许听澜倒不嫌弃自家徒弟这装了半桶水就开始瞎显摆的架势,一如当初答应设阵,只要莫子占抱着棋盘过来,他都会放下其他事情,耐心地与之对弈。
当然,手下留情是不可能的,他每回都会把徒弟杀得片甲不留,过后再一一详解棋路。
就比如现在。
“未必,”许听澜灵力一转,一条灵鱼自他的指尖游出,衔住原本卧在莫子占手心里的棋子,将其落到棋盘一处,“置之死地而后生,或许能寻得柳暗花明处。”
莫子占顺着话音看向棋局,费了好一阵功夫,方能厘清棋路。
他瞳孔微张,起身挪到许听澜旁边,蹲趴在石桌边上,假装这样能看得更清楚些,随后满脸堆笑道:“师尊好厉害!我什么时候才能这样?”
本来只是随口一说,但没想到许听澜答得却很是认真:“你天赋极好,或许百年。”
“这怎么可能嘛……”难得能听见师尊说这种夸张话,莫子占飘飘然,话上是推脱了,但唇角却翘得老高,藏不住一点心思。
他脑筋一转,舔了舔唇,脸皮极厚地小声问道:“说回来……这能不能算是我这边的棋子赢了师尊你那边的?”

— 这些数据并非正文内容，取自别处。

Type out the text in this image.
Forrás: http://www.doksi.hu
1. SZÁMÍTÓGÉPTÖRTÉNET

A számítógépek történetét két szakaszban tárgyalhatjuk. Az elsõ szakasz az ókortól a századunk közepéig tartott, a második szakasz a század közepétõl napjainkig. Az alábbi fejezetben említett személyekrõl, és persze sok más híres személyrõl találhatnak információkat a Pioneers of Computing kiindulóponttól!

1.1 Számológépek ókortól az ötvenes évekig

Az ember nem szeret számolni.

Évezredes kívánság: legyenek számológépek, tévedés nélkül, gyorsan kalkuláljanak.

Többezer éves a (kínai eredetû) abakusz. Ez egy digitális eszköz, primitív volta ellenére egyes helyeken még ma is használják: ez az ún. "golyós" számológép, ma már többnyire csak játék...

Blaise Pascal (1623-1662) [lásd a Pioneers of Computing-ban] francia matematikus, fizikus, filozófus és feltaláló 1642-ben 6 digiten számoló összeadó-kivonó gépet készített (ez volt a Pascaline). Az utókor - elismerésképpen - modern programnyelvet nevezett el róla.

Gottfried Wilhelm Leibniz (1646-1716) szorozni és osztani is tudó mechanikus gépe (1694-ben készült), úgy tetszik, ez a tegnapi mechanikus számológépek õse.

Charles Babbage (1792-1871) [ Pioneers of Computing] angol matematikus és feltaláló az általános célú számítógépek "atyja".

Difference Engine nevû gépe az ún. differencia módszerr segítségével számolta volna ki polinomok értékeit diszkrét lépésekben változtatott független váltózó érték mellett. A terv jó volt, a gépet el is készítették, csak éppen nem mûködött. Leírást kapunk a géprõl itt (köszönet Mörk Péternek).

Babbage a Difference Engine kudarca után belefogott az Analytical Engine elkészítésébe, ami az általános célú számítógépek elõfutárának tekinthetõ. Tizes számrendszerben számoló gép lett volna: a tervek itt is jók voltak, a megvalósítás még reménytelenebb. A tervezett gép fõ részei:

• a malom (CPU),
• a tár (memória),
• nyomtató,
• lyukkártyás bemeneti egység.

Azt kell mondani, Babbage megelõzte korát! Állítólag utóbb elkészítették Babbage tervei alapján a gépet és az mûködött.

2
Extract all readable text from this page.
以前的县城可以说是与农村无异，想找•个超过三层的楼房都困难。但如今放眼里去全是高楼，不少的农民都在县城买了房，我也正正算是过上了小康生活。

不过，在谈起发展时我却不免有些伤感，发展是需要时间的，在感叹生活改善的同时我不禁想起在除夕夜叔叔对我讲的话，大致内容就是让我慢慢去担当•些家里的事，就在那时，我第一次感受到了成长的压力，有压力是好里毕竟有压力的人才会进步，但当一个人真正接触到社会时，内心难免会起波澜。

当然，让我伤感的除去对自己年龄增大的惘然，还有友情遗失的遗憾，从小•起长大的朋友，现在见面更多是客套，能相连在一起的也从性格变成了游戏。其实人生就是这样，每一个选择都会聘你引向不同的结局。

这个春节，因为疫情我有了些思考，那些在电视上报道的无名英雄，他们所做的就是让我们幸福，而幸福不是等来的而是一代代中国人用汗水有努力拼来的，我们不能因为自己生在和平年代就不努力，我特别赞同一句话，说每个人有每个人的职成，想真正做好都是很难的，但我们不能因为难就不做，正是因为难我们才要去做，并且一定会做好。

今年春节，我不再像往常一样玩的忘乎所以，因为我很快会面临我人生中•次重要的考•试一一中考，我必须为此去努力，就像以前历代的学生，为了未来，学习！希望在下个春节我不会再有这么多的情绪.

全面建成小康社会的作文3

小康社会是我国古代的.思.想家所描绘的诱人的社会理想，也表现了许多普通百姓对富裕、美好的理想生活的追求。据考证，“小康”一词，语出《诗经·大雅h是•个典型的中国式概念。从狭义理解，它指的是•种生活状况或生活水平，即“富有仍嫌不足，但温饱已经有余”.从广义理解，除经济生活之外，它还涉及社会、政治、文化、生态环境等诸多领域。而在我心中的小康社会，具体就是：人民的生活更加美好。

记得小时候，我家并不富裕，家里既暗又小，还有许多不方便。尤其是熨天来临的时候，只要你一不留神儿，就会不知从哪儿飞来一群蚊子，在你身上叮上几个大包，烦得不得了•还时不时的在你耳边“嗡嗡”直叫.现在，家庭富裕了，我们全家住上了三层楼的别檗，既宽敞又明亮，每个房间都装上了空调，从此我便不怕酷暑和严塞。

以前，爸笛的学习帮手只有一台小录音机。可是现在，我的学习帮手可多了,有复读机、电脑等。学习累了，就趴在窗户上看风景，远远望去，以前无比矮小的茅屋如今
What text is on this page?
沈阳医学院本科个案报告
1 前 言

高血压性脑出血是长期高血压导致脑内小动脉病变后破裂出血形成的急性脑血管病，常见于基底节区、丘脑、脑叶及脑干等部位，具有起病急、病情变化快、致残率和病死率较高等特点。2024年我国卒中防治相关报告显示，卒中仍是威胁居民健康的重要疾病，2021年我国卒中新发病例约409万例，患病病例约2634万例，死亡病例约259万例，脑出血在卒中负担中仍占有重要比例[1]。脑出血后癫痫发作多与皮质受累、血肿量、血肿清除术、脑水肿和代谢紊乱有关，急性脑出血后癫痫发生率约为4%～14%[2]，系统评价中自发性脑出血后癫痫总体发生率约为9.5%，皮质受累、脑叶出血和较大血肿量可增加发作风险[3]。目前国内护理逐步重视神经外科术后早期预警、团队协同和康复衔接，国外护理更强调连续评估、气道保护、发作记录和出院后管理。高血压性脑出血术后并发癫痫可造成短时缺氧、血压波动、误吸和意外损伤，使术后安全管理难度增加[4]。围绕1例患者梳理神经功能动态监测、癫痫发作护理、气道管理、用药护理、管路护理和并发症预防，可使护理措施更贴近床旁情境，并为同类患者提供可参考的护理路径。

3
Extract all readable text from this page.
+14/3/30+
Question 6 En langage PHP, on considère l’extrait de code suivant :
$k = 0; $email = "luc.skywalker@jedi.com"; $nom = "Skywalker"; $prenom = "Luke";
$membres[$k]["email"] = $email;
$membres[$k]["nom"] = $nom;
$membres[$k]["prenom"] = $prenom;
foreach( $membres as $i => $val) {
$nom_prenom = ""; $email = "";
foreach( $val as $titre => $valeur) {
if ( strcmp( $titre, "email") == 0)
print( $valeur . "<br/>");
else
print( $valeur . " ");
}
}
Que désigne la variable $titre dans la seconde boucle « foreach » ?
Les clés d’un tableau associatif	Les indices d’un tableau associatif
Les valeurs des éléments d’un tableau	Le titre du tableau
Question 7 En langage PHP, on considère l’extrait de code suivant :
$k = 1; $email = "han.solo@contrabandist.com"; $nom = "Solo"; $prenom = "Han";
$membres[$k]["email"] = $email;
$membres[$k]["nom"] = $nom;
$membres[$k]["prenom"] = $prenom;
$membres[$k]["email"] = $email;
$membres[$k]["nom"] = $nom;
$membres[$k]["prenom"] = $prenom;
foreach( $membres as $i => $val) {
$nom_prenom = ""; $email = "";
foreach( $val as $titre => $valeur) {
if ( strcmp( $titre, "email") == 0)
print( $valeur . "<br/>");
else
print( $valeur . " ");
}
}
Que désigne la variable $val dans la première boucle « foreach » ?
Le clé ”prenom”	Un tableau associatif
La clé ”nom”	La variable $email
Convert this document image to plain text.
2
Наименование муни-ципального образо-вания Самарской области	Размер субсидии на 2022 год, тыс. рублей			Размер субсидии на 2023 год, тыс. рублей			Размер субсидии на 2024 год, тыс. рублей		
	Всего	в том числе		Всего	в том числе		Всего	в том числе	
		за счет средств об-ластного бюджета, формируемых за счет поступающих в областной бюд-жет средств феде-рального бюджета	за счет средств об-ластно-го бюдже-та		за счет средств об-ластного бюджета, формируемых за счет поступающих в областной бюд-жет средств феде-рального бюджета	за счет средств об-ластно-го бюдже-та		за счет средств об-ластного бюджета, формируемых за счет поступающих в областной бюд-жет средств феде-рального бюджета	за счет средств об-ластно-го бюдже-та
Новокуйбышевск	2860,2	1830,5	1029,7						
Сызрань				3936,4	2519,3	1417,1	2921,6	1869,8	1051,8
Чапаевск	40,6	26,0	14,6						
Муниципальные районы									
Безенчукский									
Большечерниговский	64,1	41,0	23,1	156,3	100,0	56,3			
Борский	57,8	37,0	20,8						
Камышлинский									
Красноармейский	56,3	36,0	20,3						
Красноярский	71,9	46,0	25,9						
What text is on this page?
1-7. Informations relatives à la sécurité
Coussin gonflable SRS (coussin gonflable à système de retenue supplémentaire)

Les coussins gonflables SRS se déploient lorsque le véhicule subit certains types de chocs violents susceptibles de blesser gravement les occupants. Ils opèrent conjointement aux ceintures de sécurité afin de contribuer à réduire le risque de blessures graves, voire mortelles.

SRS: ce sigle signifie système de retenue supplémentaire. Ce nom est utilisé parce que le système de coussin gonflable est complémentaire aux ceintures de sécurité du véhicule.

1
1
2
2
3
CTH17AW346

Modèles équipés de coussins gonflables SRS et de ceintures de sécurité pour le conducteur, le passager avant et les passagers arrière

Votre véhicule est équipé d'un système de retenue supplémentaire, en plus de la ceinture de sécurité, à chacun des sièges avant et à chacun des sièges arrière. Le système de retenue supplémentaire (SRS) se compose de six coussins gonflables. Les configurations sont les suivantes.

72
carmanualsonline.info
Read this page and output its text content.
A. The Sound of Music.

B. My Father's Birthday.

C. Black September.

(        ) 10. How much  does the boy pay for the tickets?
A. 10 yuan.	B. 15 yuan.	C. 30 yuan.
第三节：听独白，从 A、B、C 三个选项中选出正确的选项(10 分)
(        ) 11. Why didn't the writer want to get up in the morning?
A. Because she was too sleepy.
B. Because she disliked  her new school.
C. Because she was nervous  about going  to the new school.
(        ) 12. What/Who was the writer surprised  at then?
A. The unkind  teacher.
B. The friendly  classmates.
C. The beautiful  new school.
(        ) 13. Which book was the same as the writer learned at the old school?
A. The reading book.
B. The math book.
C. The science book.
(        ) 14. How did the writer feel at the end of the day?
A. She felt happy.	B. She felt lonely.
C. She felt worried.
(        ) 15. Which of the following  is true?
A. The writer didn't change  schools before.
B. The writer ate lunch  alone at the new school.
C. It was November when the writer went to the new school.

“我是不是该做点什么来庆祝庆祝?比如……小酌一杯?”
许听澜垂眸望向这位恬不知耻的弟子,不语。
被盯得发了慌,莫子占眼神闪烁了起来,恂恂道:“师尊……自从拜师礼结束,我就总感觉我们变得不太像从前了,好像有点儿生疏……”
现今,距离他正式成为星玄仙尊的亲传弟子已将近两年,然而除了一场过分隆重的拜师礼,以及来自外界的诸多不忿外,这一身份并没有给他带来其他的转变,甚至他隐隐感觉,自己和师尊的距离变远了。
许听澜还是那个许听澜,对他的关爱不减半分,会温柔待他,会悉心教导他,会纵容并实现他的天马行空……可他就是觉得有哪里不一样。
他们之间似乎隔了一层云雾,看似很近,实际却越离越远,再不像从前那般触手可及。
这样的状况让莫子占不安。
“是不是我,唔,弟子做错了什么,惹师尊生气了?我可以改的……”
“……没有。”
许听澜移开视线,问:“为何今日会想饮酒?”
“我还没喝过酒呢,所以想,很想,特别想尝一尝嘛。”
莫子占自顾自地用手指掰数段时间,全然把推步的技法给抛到九霄云外,话语间不自觉携上了几分黏糊,道:“而且今日还是我来到宗门的第三千日。这样的日子,饮一口千日醉,称得上是合乎时节吧。”
“不过三千。”
“您老人家当然觉得三千日短,可对我而言,已经是万古长春岁了。”
话音方脱口而出,莫子占连忙抬手捂住自己的嘴巴,偏头对上许听澜的视线,颇为无辜又略带讨俏地眨了眨眼,主动认错道:“弟子失言了。”
“……无妨。”
许听澜重新望向莫子占,默了片刻,终究还是一如既往地纵容道:“去取罢。”
得到应允,莫子占人立即跳起来,窜到院中枯树后头,从洞里捧出一坛尘封已久的千日醉,搁到石桌边上倒腾起来。
等许听澜收拾好棋盘,走出屋子,就见他已经在亭子里摆弄好一桌的品酒器具,样式搭配得正正好,显然他这一遭是早有图谋的。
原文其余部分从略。